The Buccaneers have hired Lori Locust and Maral Javadifar, making Tampa Bay the first NFL team with two female coaches on staff.
Locust and Javadifar are the first full-time female coaches in Bucs franchise history. Locust is an assistant defensive line coach, and Javadifar is an assistant strength and conditioning coach, the team announced.
“I know how hard it can be to get that first opportunity to coach at the highest level of professional football,” coach Bruce Arians said in a statement released by the team. “Sometimes, all you need is the right organization to offer up the opportunity. The Glazer family and our general manager, Jason Licht, were extremely supportive of my decision, and I know Maral and Lori will be great additions to my coaching staff.”
Locust was the defensive line coach for the Alliance of American Football’s Birmingham Iron this spring and was a defensive coaching intern for the Baltimore Ravens during training camp last year.
She also has coaching experience in the National Arena League, in the Women’s Football Alliance, and at the semipro and prep levels.
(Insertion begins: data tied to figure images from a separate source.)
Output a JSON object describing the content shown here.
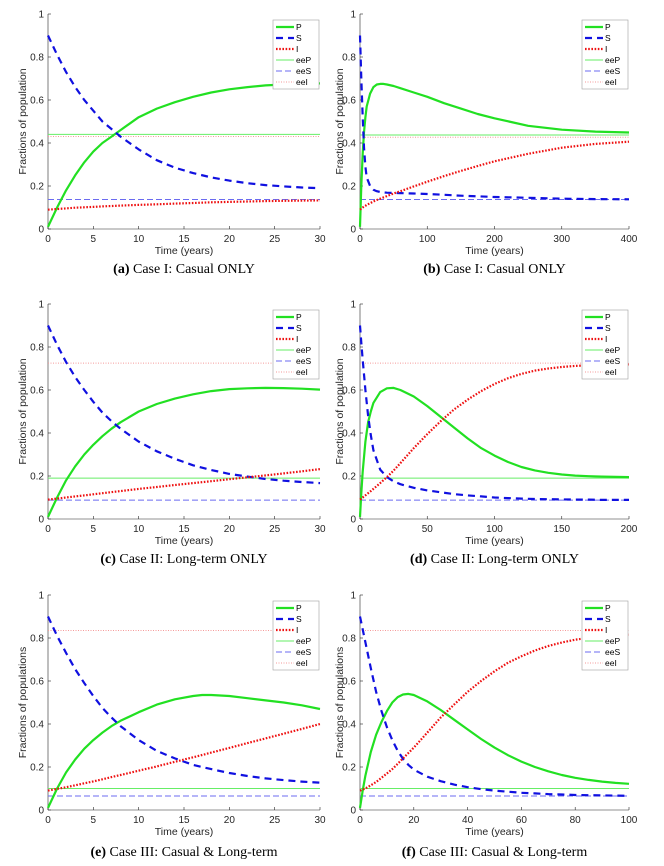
{
  "figure": {
    "legend_labels": [
      "P",
      "S",
      "I",
      "eeP",
      "eeS",
      "eeI"
    ],
    "xlabel": "Time (years)"
  },
  "colors": {
    "P": "#22e022",
    "S": "#1010e0",
    "I": "#ee1010",
    "eeP": "#66ee66",
    "eeS": "#6b6bf0",
    "eeI": "#f59a9a",
    "axis": "#262626"
  },
  "chart_data": [
    {
      "type": "line",
      "panel": "a",
      "caption_label": "(a)",
      "caption_text": " Case I: Casual ONLY",
      "xlabel": "Time (years)",
      "ylabel": "Fractions of population",
      "xlim": [
        0,
        30
      ],
      "ylim": [
        0,
        1
      ],
      "xticks": [
        0,
        5,
        10,
        15,
        20,
        25,
        30
      ],
      "yticks": [
        0,
        0.2,
        0.4,
        0.6,
        0.8,
        1
      ],
      "legend": "top-right",
      "x": [
        0,
        1,
        2,
        3,
        4,
        5,
        6,
        7,
        8,
        10,
        12,
        14,
        16,
        18,
        20,
        22,
        24,
        26,
        28,
        30
      ],
      "series": [
        {
          "name": "P",
          "style": "solid-thick",
          "values": [
            0.01,
            0.1,
            0.18,
            0.25,
            0.31,
            0.36,
            0.4,
            0.43,
            0.46,
            0.52,
            0.56,
            0.59,
            0.615,
            0.635,
            0.65,
            0.66,
            0.668,
            0.672,
            0.675,
            0.677
          ]
        },
        {
          "name": "S",
          "style": "dashed-thick",
          "values": [
            0.9,
            0.81,
            0.73,
            0.66,
            0.6,
            0.55,
            0.5,
            0.465,
            0.43,
            0.37,
            0.32,
            0.285,
            0.26,
            0.24,
            0.225,
            0.213,
            0.204,
            0.198,
            0.193,
            0.19
          ]
        },
        {
          "name": "I",
          "style": "dotted-thick",
          "values": [
            0.09,
            0.093,
            0.096,
            0.099,
            0.101,
            0.103,
            0.105,
            0.107,
            0.109,
            0.112,
            0.115,
            0.118,
            0.121,
            0.124,
            0.126,
            0.128,
            0.13,
            0.131,
            0.132,
            0.133
          ]
        }
      ],
      "equilibria": {
        "eeP": 0.44,
        "eeS": 0.137,
        "eeI": 0.43
      }
    },
    {
      "type": "line",
      "panel": "b",
      "caption_label": "(b)",
      "caption_text": " Case I: Casual ONLY",
      "xlabel": "Time (years)",
      "ylabel": "Fractions of population",
      "xlim": [
        0,
        400
      ],
      "ylim": [
        0,
        1
      ],
      "xticks": [
        0,
        100,
        200,
        300,
        400
      ],
      "yticks": [
        0,
        0.2,
        0.4,
        0.6,
        0.8,
        1
      ],
      "legend": "top-right",
      "x": [
        0,
        2,
        4,
        6,
        8,
        10,
        15,
        20,
        25,
        30,
        35,
        40,
        50,
        60,
        80,
        100,
        125,
        150,
        175,
        200,
        250,
        300,
        350,
        400
      ],
      "series": [
        {
          "name": "P",
          "style": "solid-thick",
          "values": [
            0.01,
            0.2,
            0.35,
            0.45,
            0.52,
            0.57,
            0.63,
            0.66,
            0.672,
            0.675,
            0.675,
            0.672,
            0.665,
            0.655,
            0.635,
            0.615,
            0.585,
            0.56,
            0.535,
            0.515,
            0.48,
            0.462,
            0.453,
            0.449
          ]
        },
        {
          "name": "S",
          "style": "dashed-thick",
          "values": [
            0.9,
            0.7,
            0.52,
            0.38,
            0.29,
            0.24,
            0.2,
            0.183,
            0.176,
            0.172,
            0.17,
            0.169,
            0.168,
            0.167,
            0.165,
            0.163,
            0.159,
            0.155,
            0.152,
            0.149,
            0.145,
            0.141,
            0.139,
            0.138
          ]
        },
        {
          "name": "I",
          "style": "dotted-thick",
          "values": [
            0.09,
            0.095,
            0.1,
            0.104,
            0.108,
            0.112,
            0.12,
            0.128,
            0.135,
            0.141,
            0.147,
            0.153,
            0.165,
            0.176,
            0.198,
            0.22,
            0.246,
            0.27,
            0.293,
            0.315,
            0.35,
            0.378,
            0.396,
            0.406
          ]
        }
      ],
      "equilibria": {
        "eeP": 0.437,
        "eeS": 0.137,
        "eeI": 0.427
      }
    },
    {
      "type": "line",
      "panel": "c",
      "caption_label": "(c)",
      "caption_text": " Case II: Long-term ONLY",
      "xlabel": "Time (years)",
      "ylabel": "Fractions of population",
      "xlim": [
        0,
        30
      ],
      "ylim": [
        0,
        1
      ],
      "xticks": [
        0,
        5,
        10,
        15,
        20,
        25,
        30
      ],
      "yticks": [
        0,
        0.2,
        0.4,
        0.6,
        0.8,
        1
      ],
      "legend": "top-right",
      "x": [
        0,
        1,
        2,
        3,
        4,
        5,
        6,
        7,
        8,
        10,
        12,
        14,
        16,
        18,
        20,
        22,
        24,
        26,
        28,
        30
      ],
      "series": [
        {
          "name": "P",
          "style": "solid-thick",
          "values": [
            0.01,
            0.1,
            0.18,
            0.245,
            0.3,
            0.345,
            0.385,
            0.42,
            0.45,
            0.5,
            0.535,
            0.56,
            0.58,
            0.595,
            0.604,
            0.608,
            0.61,
            0.609,
            0.606,
            0.602
          ]
        },
        {
          "name": "S",
          "style": "dashed-thick",
          "values": [
            0.9,
            0.81,
            0.73,
            0.66,
            0.6,
            0.545,
            0.495,
            0.455,
            0.42,
            0.36,
            0.315,
            0.28,
            0.25,
            0.228,
            0.21,
            0.197,
            0.186,
            0.178,
            0.172,
            0.167
          ]
        },
        {
          "name": "I",
          "style": "dotted-thick",
          "values": [
            0.09,
            0.095,
            0.1,
            0.105,
            0.11,
            0.115,
            0.12,
            0.125,
            0.13,
            0.14,
            0.149,
            0.158,
            0.167,
            0.176,
            0.185,
            0.194,
            0.203,
            0.212,
            0.222,
            0.232
          ]
        }
      ],
      "equilibria": {
        "eeP": 0.19,
        "eeS": 0.088,
        "eeI": 0.725
      }
    },
    {
      "type": "line",
      "panel": "d",
      "caption_label": "(d)",
      "caption_text": " Case II: Long-term ONLY",
      "xlabel": "Time (years)",
      "ylabel": "Fractions of population",
      "xlim": [
        0,
        200
      ],
      "ylim": [
        0,
        1
      ],
      "xticks": [
        0,
        50,
        100,
        150,
        200
      ],
      "yticks": [
        0,
        0.2,
        0.4,
        0.6,
        0.8,
        1
      ],
      "legend": "top-right",
      "x": [
        0,
        1,
        2,
        4,
        6,
        8,
        10,
        15,
        20,
        25,
        30,
        40,
        50,
        60,
        70,
        80,
        90,
        100,
        110,
        120,
        130,
        140,
        150,
        160,
        170,
        180,
        190,
        200
      ],
      "series": [
        {
          "name": "P",
          "style": "solid-thick",
          "values": [
            0.01,
            0.12,
            0.22,
            0.36,
            0.45,
            0.5,
            0.54,
            0.59,
            0.608,
            0.61,
            0.6,
            0.57,
            0.525,
            0.475,
            0.425,
            0.375,
            0.33,
            0.295,
            0.265,
            0.242,
            0.226,
            0.215,
            0.207,
            0.202,
            0.199,
            0.197,
            0.196,
            0.195
          ]
        },
        {
          "name": "S",
          "style": "dashed-thick",
          "values": [
            0.9,
            0.82,
            0.74,
            0.6,
            0.48,
            0.39,
            0.32,
            0.23,
            0.195,
            0.175,
            0.162,
            0.145,
            0.133,
            0.124,
            0.116,
            0.11,
            0.105,
            0.1,
            0.097,
            0.095,
            0.093,
            0.092,
            0.091,
            0.09,
            0.09,
            0.089,
            0.089,
            0.089
          ]
        },
        {
          "name": "I",
          "style": "dotted-thick",
          "values": [
            0.09,
            0.095,
            0.1,
            0.11,
            0.12,
            0.13,
            0.14,
            0.167,
            0.195,
            0.225,
            0.26,
            0.33,
            0.395,
            0.455,
            0.51,
            0.555,
            0.595,
            0.628,
            0.655,
            0.675,
            0.69,
            0.7,
            0.707,
            0.712,
            0.715,
            0.717,
            0.718,
            0.719
          ]
        }
      ],
      "equilibria": {
        "eeP": 0.19,
        "eeS": 0.088,
        "eeI": 0.725
      }
    },
    {
      "type": "line",
      "panel": "e",
      "caption_label": "(e)",
      "caption_text": " Case III: Casual & Long-term",
      "xlabel": "Time (years)",
      "ylabel": "Fractions of populations",
      "xlim": [
        0,
        30
      ],
      "ylim": [
        0,
        1
      ],
      "xticks": [
        0,
        5,
        10,
        15,
        20,
        25,
        30
      ],
      "yticks": [
        0,
        0.2,
        0.4,
        0.6,
        0.8,
        1
      ],
      "legend": "top-right",
      "x": [
        0,
        1,
        2,
        3,
        4,
        5,
        6,
        7,
        8,
        10,
        12,
        14,
        16,
        17,
        18,
        20,
        22,
        24,
        26,
        28,
        30
      ],
      "series": [
        {
          "name": "P",
          "style": "solid-thick",
          "values": [
            0.01,
            0.1,
            0.175,
            0.235,
            0.285,
            0.325,
            0.36,
            0.39,
            0.415,
            0.455,
            0.49,
            0.515,
            0.53,
            0.535,
            0.535,
            0.53,
            0.52,
            0.51,
            0.5,
            0.487,
            0.47
          ]
        },
        {
          "name": "S",
          "style": "dashed-thick",
          "values": [
            0.9,
            0.81,
            0.73,
            0.655,
            0.59,
            0.53,
            0.475,
            0.43,
            0.39,
            0.325,
            0.275,
            0.24,
            0.21,
            0.2,
            0.19,
            0.172,
            0.158,
            0.147,
            0.139,
            0.132,
            0.127
          ]
        },
        {
          "name": "I",
          "style": "dotted-thick",
          "values": [
            0.09,
            0.098,
            0.106,
            0.115,
            0.124,
            0.133,
            0.143,
            0.153,
            0.163,
            0.183,
            0.203,
            0.224,
            0.245,
            0.256,
            0.267,
            0.289,
            0.311,
            0.333,
            0.355,
            0.377,
            0.4
          ]
        }
      ],
      "equilibria": {
        "eeP": 0.1,
        "eeS": 0.065,
        "eeI": 0.835
      }
    },
    {
      "type": "line",
      "panel": "f",
      "caption_label": "(f)",
      "caption_text": " Case III: Casual & Long-term",
      "xlabel": "Time (years)",
      "ylabel": "Fractions of populations",
      "xlim": [
        0,
        100
      ],
      "ylim": [
        0,
        1
      ],
      "xticks": [
        0,
        20,
        40,
        60,
        80,
        100
      ],
      "yticks": [
        0,
        0.2,
        0.4,
        0.6,
        0.8,
        1
      ],
      "legend": "top-right",
      "x": [
        0,
        1,
        2,
        4,
        6,
        8,
        10,
        12,
        14,
        16,
        18,
        20,
        25,
        30,
        35,
        40,
        45,
        50,
        55,
        60,
        65,
        70,
        75,
        80,
        85,
        90,
        95,
        100
      ],
      "series": [
        {
          "name": "P",
          "style": "solid-thick",
          "values": [
            0.01,
            0.09,
            0.16,
            0.27,
            0.35,
            0.41,
            0.46,
            0.5,
            0.525,
            0.537,
            0.54,
            0.535,
            0.505,
            0.465,
            0.42,
            0.375,
            0.33,
            0.29,
            0.255,
            0.225,
            0.2,
            0.18,
            0.163,
            0.15,
            0.14,
            0.132,
            0.126,
            0.122
          ]
        },
        {
          "name": "S",
          "style": "dashed-thick",
          "values": [
            0.9,
            0.84,
            0.78,
            0.66,
            0.55,
            0.46,
            0.385,
            0.325,
            0.275,
            0.238,
            0.21,
            0.188,
            0.155,
            0.134,
            0.118,
            0.106,
            0.097,
            0.09,
            0.085,
            0.08,
            0.077,
            0.074,
            0.072,
            0.07,
            0.069,
            0.068,
            0.067,
            0.066
          ]
        },
        {
          "name": "I",
          "style": "dotted-thick",
          "values": [
            0.09,
            0.095,
            0.1,
            0.115,
            0.13,
            0.15,
            0.17,
            0.19,
            0.215,
            0.24,
            0.265,
            0.29,
            0.36,
            0.43,
            0.49,
            0.55,
            0.6,
            0.645,
            0.685,
            0.715,
            0.742,
            0.763,
            0.779,
            0.792,
            0.801,
            0.808,
            0.813,
            0.816
          ]
        }
      ],
      "equilibria": {
        "eeP": 0.1,
        "eeS": 0.065,
        "eeI": 0.835
      }
    }
  ]
}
She played four years of women’s semiprofessional football and attended Temple University.
“I have known Lori going back to my days at Temple University, and I’ve seen firsthand just how knowledgeable and passionate she is about this game,” Arians said. “I was equally impressed with Maral’s background in performance training and physical therapy, and I know she will be a valuable asset to our strength and conditioning program.”
Javadifar, who played basketball at Pace University in New York, has her doctorate in physical therapy from New York Medical College and completed her sports physical therapy residency at VCU in August. She has worked as a physical therapist and performance trainer in Seattle and Virginia.
In 2015, Arians hired Jen Welter as a training camp intern with the Arizona Cardinals, making her the first woman to hold an NFL coaching position.
Arians said at the NFL combine this year that he planned to hire a woman in a full-time coaching capacity.
ESPN’s Jenna Laine contributed to this report.